Literary Anniversaries: 09 November
The only problem
with Haiku is that you just
get started and then
We have two literary anniversaries to explore today, both of them poets.
Firstly, 09 November marks the death of Dylan Thomas in 1953. You can find out more about Thomas’ life by clicking here to see my entry celebrating his birthday. You might also enjoy this BBC Radio documentary with rare interviews with friends and family of the poet. As the presenter, Cerys Matthews, says: “Listening to these tapes I started to understand the strange contradictions at the heart of Dylan Thomas. The boozer with the self-discipline to write verse, the child with a visionary voice, the buffoon who took life so seriously”.
Next up is a a note about the birth in 1937 of the poet Roger McGough. Along with, maybe, Dr. Seuss, McGough is the earliest poet I can remember reading. Some of you will be familiar with ‘First Day At School’, reproduced below, but I also like the Roald Dahl-like exaggerated violence of ‘The Lesson‘, so look that one up!
First Day At School
A millionbillionwillion miles from home
Waiting for the bell to go. (To go where?)

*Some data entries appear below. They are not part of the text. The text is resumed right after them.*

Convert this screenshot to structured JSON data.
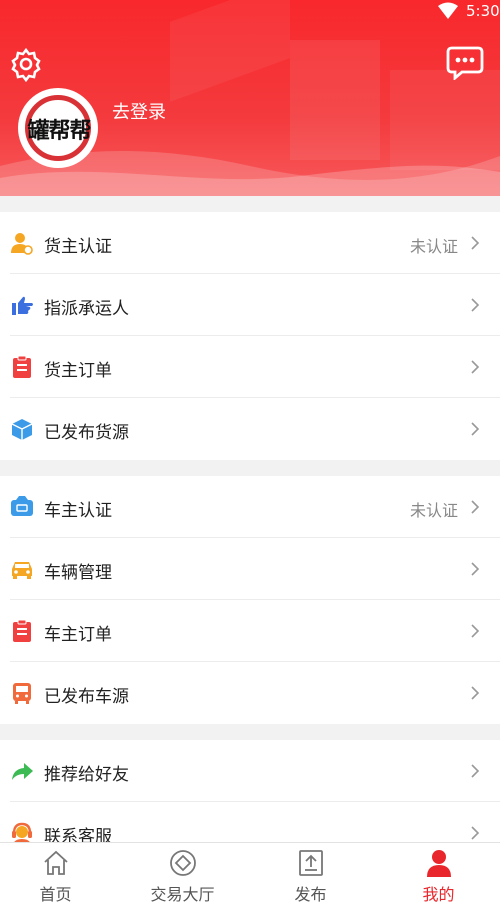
{
  "status_bar": {
    "time": "5:30"
  },
  "header": {
    "login_text": "去登录",
    "logo_text": "罐帮帮",
    "bg_color": "#f43a3d"
  },
  "sections": [
    {
      "items": [
        {
          "label": "货主认证",
          "status": "未认证",
          "icon": "person-badge-icon"
        },
        {
          "label": "指派承运人",
          "icon": "pointing-hand-icon"
        },
        {
          "label": "货主订单",
          "icon": "clipboard-icon"
        },
        {
          "label": "已发布货源",
          "icon": "package-icon"
        }
      ]
    },
    {
      "items": [
        {
          "label": "车主认证",
          "status": "未认证",
          "icon": "license-card-icon"
        },
        {
          "label": "车辆管理",
          "icon": "car-icon"
        },
        {
          "label": "车主订单",
          "icon": "clipboard-icon"
        },
        {
          "label": "已发布车源",
          "icon": "bus-icon"
        }
      ]
    },
    {
      "items": [
        {
          "label": "推荐给好友",
          "icon": "share-arrow-icon"
        },
        {
          "label": "联系客服",
          "icon": "headset-icon"
        }
      ]
    }
  ],
  "tabbar": {
    "tabs": [
      {
        "label": "首页",
        "icon": "home-icon"
      },
      {
        "label": "交易大厅",
        "icon": "trade-hall-icon"
      },
      {
        "label": "发布",
        "icon": "upload-icon"
      },
      {
        "label": "我的",
        "icon": "profile-icon",
        "active": true
      }
    ],
    "active_color": "#e8262b"
  }
}
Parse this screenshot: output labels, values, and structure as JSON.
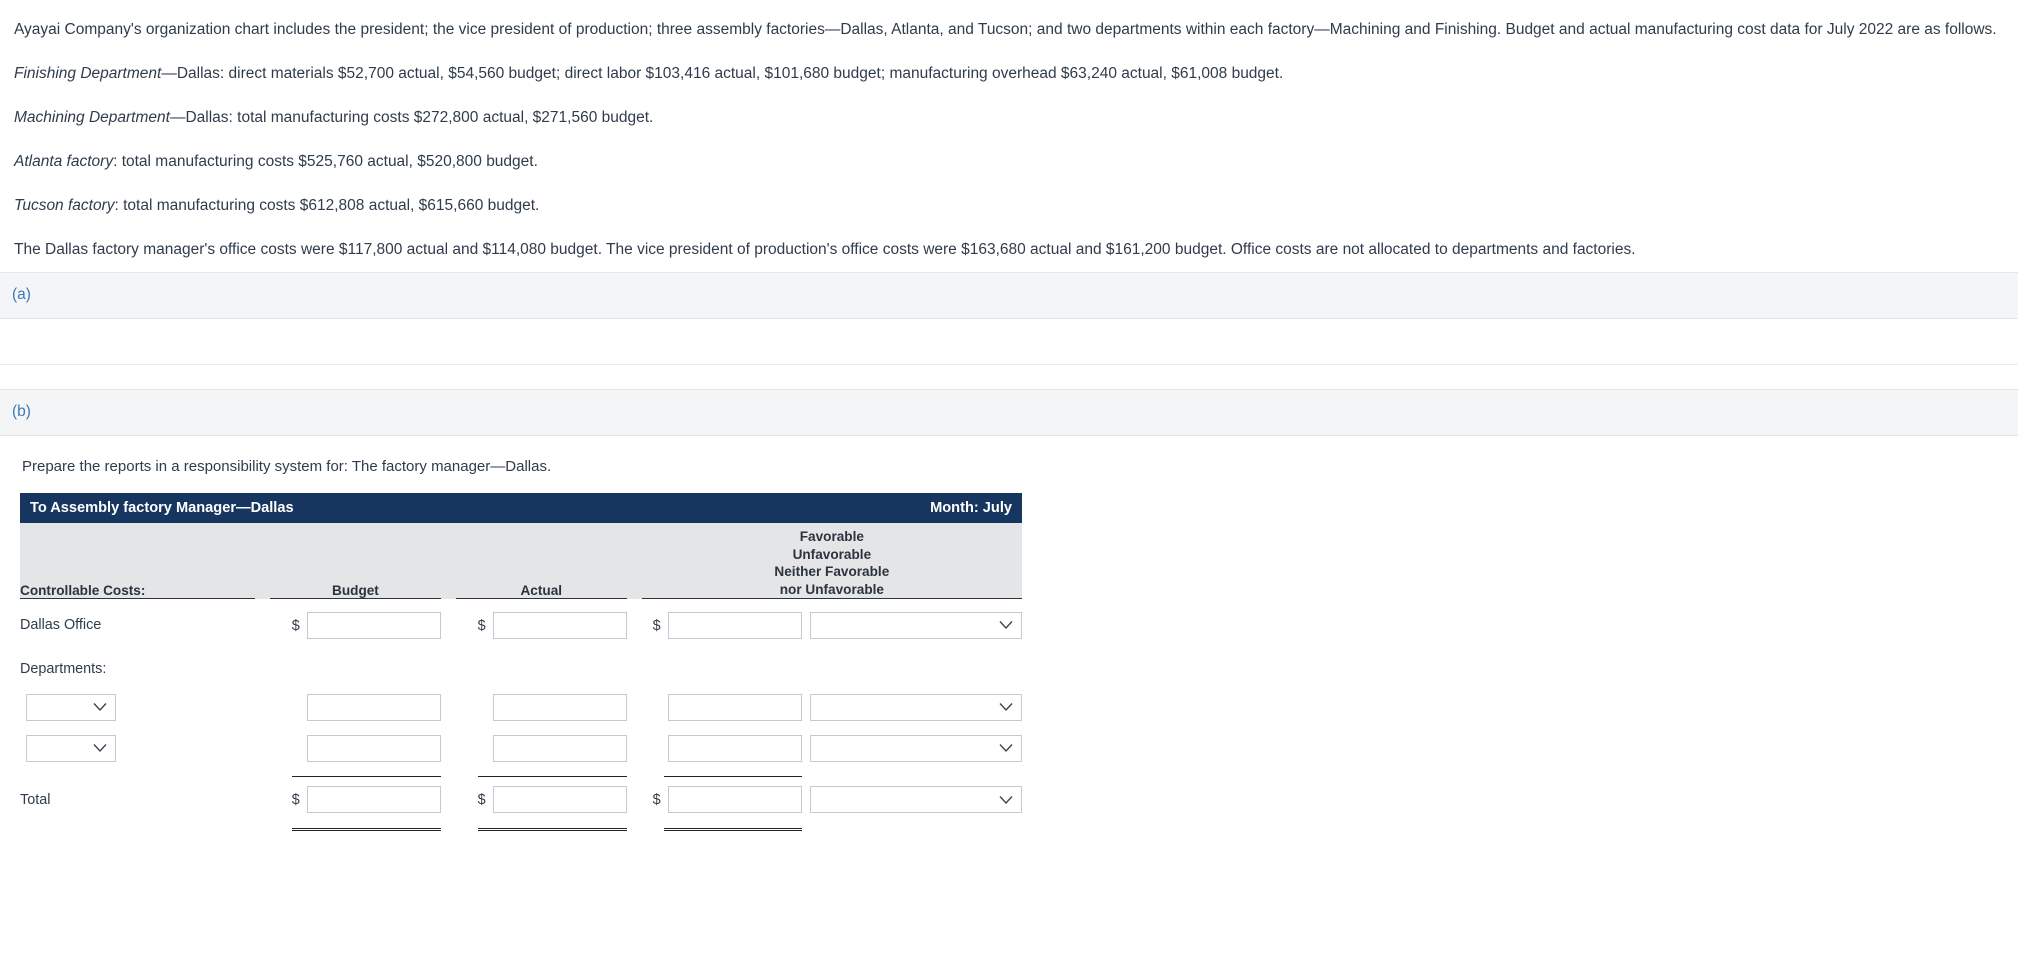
{
  "problem": {
    "paragraphs": [
      {
        "lead": "",
        "text": "Ayayai Company's organization chart includes the president; the vice president of production; three assembly factories—Dallas, Atlanta, and Tucson; and two departments within each factory—Machining and Finishing. Budget and actual manufacturing cost data for July 2022 are as follows."
      },
      {
        "lead": "Finishing Department",
        "text": "—Dallas: direct materials $52,700 actual, $54,560 budget; direct labor $103,416 actual, $101,680 budget; manufacturing overhead $63,240 actual, $61,008 budget."
      },
      {
        "lead": "Machining Department",
        "text": "—Dallas: total manufacturing costs $272,800 actual, $271,560 budget."
      },
      {
        "lead": "Atlanta factory",
        "text": ": total manufacturing costs $525,760 actual, $520,800 budget."
      },
      {
        "lead": "Tucson factory",
        "text": ": total manufacturing costs $612,808 actual, $615,660 budget."
      },
      {
        "lead": "",
        "text": "The Dallas factory manager's office costs were $117,800 actual and $114,080 budget. The vice president of production's office costs were $163,680 actual and $161,200 budget. Office costs are not allocated to departments and factories."
      }
    ]
  },
  "sections": {
    "a_label": "(a)",
    "b_label": "(b)"
  },
  "instruction": "Prepare the reports in a responsibility system for: The factory manager—Dallas.",
  "report": {
    "title_left": "To Assembly factory Manager—Dallas",
    "title_right": "Month: July",
    "columns": {
      "controllable": "Controllable Costs:",
      "budget": "Budget",
      "actual": "Actual",
      "variance_lines": [
        "Favorable",
        "Unfavorable",
        "Neither Favorable",
        "nor Unfavorable"
      ]
    },
    "currency_symbol": "$",
    "rows": {
      "dallas_office": "Dallas Office",
      "departments": "Departments:",
      "total": "Total"
    },
    "input_values": {
      "dallas_budget": "",
      "dallas_actual": "",
      "dallas_variance": "",
      "dept1_budget": "",
      "dept1_actual": "",
      "dept1_variance": "",
      "dept2_budget": "",
      "dept2_actual": "",
      "dept2_variance": "",
      "total_budget": "",
      "total_actual": "",
      "total_variance": ""
    },
    "select_placeholder": "",
    "variance_options": [
      "",
      "Favorable",
      "Unfavorable",
      "Neither Favorable nor Unfavorable"
    ],
    "department_options": [
      "",
      "Machining",
      "Finishing"
    ],
    "chevron_icon": "⌄"
  },
  "colors": {
    "header_navy": "#16365f",
    "band_gray": "#f4f5f6",
    "subhead_gray": "#e4e5e7",
    "link_blue": "#3d7ab5",
    "text": "#2f3c4c"
  }
}
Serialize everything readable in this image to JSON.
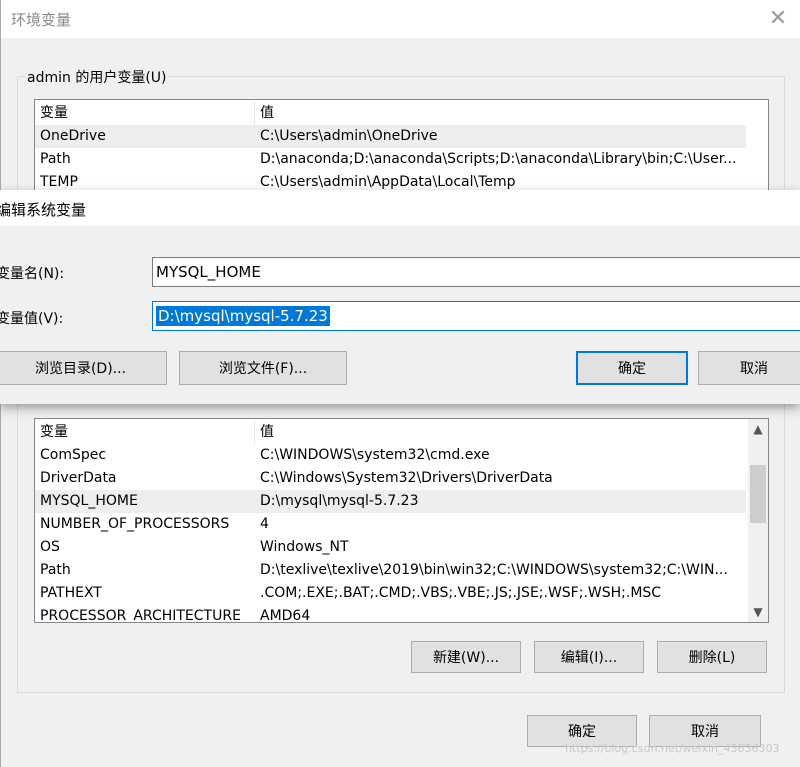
{
  "env_window": {
    "title": "环境变量",
    "close_glyph": "✕",
    "user_group_title": "admin 的用户变量(U)",
    "user_vars": {
      "headers": [
        "变量",
        "值"
      ],
      "rows": [
        {
          "name": "OneDrive",
          "value": "C:\\Users\\admin\\OneDrive"
        },
        {
          "name": "Path",
          "value": "D:\\anaconda;D:\\anaconda\\Scripts;D:\\anaconda\\Library\\bin;C:\\User..."
        },
        {
          "name": "TEMP",
          "value": "C:\\Users\\admin\\AppData\\Local\\Temp"
        }
      ]
    },
    "system_vars": {
      "headers": [
        "变量",
        "值"
      ],
      "rows": [
        {
          "name": "ComSpec",
          "value": "C:\\WINDOWS\\system32\\cmd.exe"
        },
        {
          "name": "DriverData",
          "value": "C:\\Windows\\System32\\Drivers\\DriverData"
        },
        {
          "name": "MYSQL_HOME",
          "value": "D:\\mysql\\mysql-5.7.23"
        },
        {
          "name": "NUMBER_OF_PROCESSORS",
          "value": "4"
        },
        {
          "name": "OS",
          "value": "Windows_NT"
        },
        {
          "name": "Path",
          "value": "D:\\texlive\\texlive\\2019\\bin\\win32;C:\\WINDOWS\\system32;C:\\WIN..."
        },
        {
          "name": "PATHEXT",
          "value": ".COM;.EXE;.BAT;.CMD;.VBS;.VBE;.JS;.JSE;.WSF;.WSH;.MSC"
        },
        {
          "name": "PROCESSOR_ARCHITECTURE",
          "value": "AMD64"
        }
      ]
    },
    "system_buttons": {
      "new": "新建(W)...",
      "edit": "编辑(I)...",
      "delete": "删除(L)"
    },
    "footer_buttons": {
      "ok": "确定",
      "cancel": "取消"
    },
    "scroll_up_glyph": "▲",
    "scroll_down_glyph": "▼"
  },
  "edit_dialog": {
    "title": "编辑系统变量",
    "name_label": "变量名(N):",
    "name_value": "MYSQL_HOME",
    "value_label": "变量值(V):",
    "value_value": "D:\\mysql\\mysql-5.7.23",
    "browse_dir": "浏览目录(D)...",
    "browse_file": "浏览文件(F)...",
    "ok": "确定",
    "cancel": "取消"
  },
  "watermark": "https://blog.csdn.net/weixin_43636303",
  "colors": {
    "accent": "#0078d7",
    "window_bg": "#f0f0f0",
    "selection_row": "#eeeeee"
  }
}
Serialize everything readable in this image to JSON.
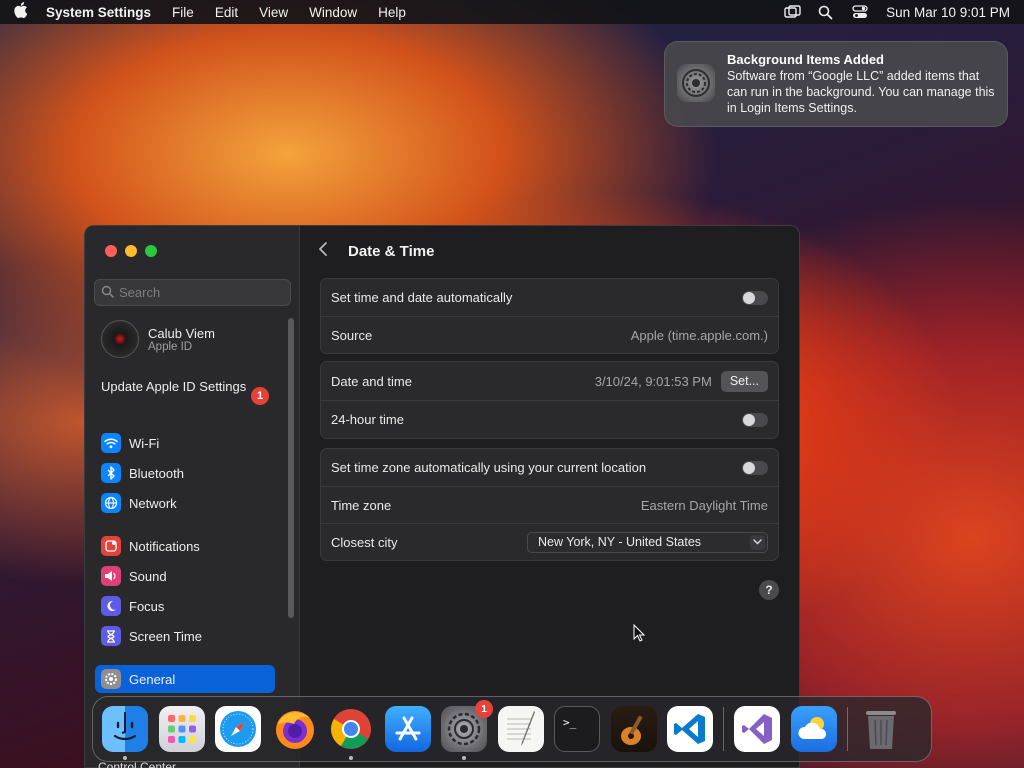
{
  "menubar": {
    "app_name": "System Settings",
    "menus": [
      "File",
      "Edit",
      "View",
      "Window",
      "Help"
    ],
    "clock": "Sun Mar 10  9:01 PM"
  },
  "notification": {
    "title": "Background Items Added",
    "body": "Software from “Google LLC” added items that can run in the background. You can manage this in Login Items Settings."
  },
  "sidebar": {
    "search_placeholder": "Search",
    "account_name": "Calub Viem",
    "account_sub": "Apple ID",
    "update_text": "Update Apple ID Settings",
    "update_badge": "1",
    "items": [
      {
        "label": "Wi-Fi",
        "icon": "wifi-icon",
        "color": "#0a84ff"
      },
      {
        "label": "Bluetooth",
        "icon": "bluetooth-icon",
        "color": "#0a84ff"
      },
      {
        "label": "Network",
        "icon": "network-icon",
        "color": "#0a84ff"
      },
      {
        "label": "Notifications",
        "icon": "notifications-icon",
        "color": "#e5433a"
      },
      {
        "label": "Sound",
        "icon": "sound-icon",
        "color": "#e0407a"
      },
      {
        "label": "Focus",
        "icon": "focus-icon",
        "color": "#5e5ce6"
      },
      {
        "label": "Screen Time",
        "icon": "screen-time-icon",
        "color": "#5e5ce6"
      },
      {
        "label": "General",
        "icon": "gear-icon",
        "color": "#8e8e93",
        "selected": true
      },
      {
        "label": "Control Center",
        "icon": "control-center-icon",
        "color": "#8e8e93"
      }
    ]
  },
  "content": {
    "title": "Date & Time",
    "group1": {
      "auto_time_label": "Set time and date automatically",
      "auto_time_on": false,
      "source_label": "Source",
      "source_value": "Apple (time.apple.com.)"
    },
    "group2": {
      "date_time_label": "Date and time",
      "date_time_value": "3/10/24, 9:01:53 PM",
      "set_button": "Set...",
      "hour24_label": "24-hour time",
      "hour24_on": false
    },
    "group3": {
      "auto_tz_label": "Set time zone automatically using your current location",
      "auto_tz_on": false,
      "tz_label": "Time zone",
      "tz_value": "Eastern Daylight Time",
      "city_label": "Closest city",
      "city_value": "New York, NY - United States"
    },
    "help": "?"
  },
  "dock": {
    "items": [
      {
        "name": "finder",
        "color": "#2f8cf0"
      },
      {
        "name": "launchpad",
        "color": "#e6e6ea"
      },
      {
        "name": "safari",
        "color": "#1d9bf0"
      },
      {
        "name": "firefox",
        "color": "#ff7a1a"
      },
      {
        "name": "chrome",
        "color": "#ffffff"
      },
      {
        "name": "app-store",
        "color": "#1b8cf2"
      },
      {
        "name": "system-settings",
        "color": "#7a7a80",
        "badge": "1"
      },
      {
        "name": "textedit",
        "color": "#f4f4f4"
      },
      {
        "name": "terminal",
        "color": "#1c1c1e"
      },
      {
        "name": "garageband",
        "color": "#3a2a1a"
      },
      {
        "name": "vscode",
        "color": "#ffffff"
      },
      {
        "name": "visual-studio",
        "color": "#ffffff"
      },
      {
        "name": "weather",
        "color": "#2a8cf4"
      },
      {
        "name": "trash",
        "color": "#5a5a60"
      }
    ]
  }
}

Why are they all so big, other children?
So noisy? So much at home they
Must have been born in uniform
Lived all their lives in playgrounds
Spent the years inventing games
That don’t let me in. Games
That are rough, that swallow you up.
And the railings.
All around, the railings.
Are they to keep out wolves and monsters?
Things that carry off and eat children?
Things you don’t take sweets from?
Perhaps they’re to stop us getting out
Running away from the lessins. Lessin.
What does a lessin look like?
Sounds small and slimy.
They keep them in the glassrooms.
Whole rooms made out of glass. Imagine.
I wish I could remember my name
Mummy said it would come in useful.
Like wellies. When there’s puddles.
Yellowwellies. I wish she was here.
I think my name is sewn on somewhere
Perhaps the teacher will read it for me.
Tea-cher. The one who makes the tea.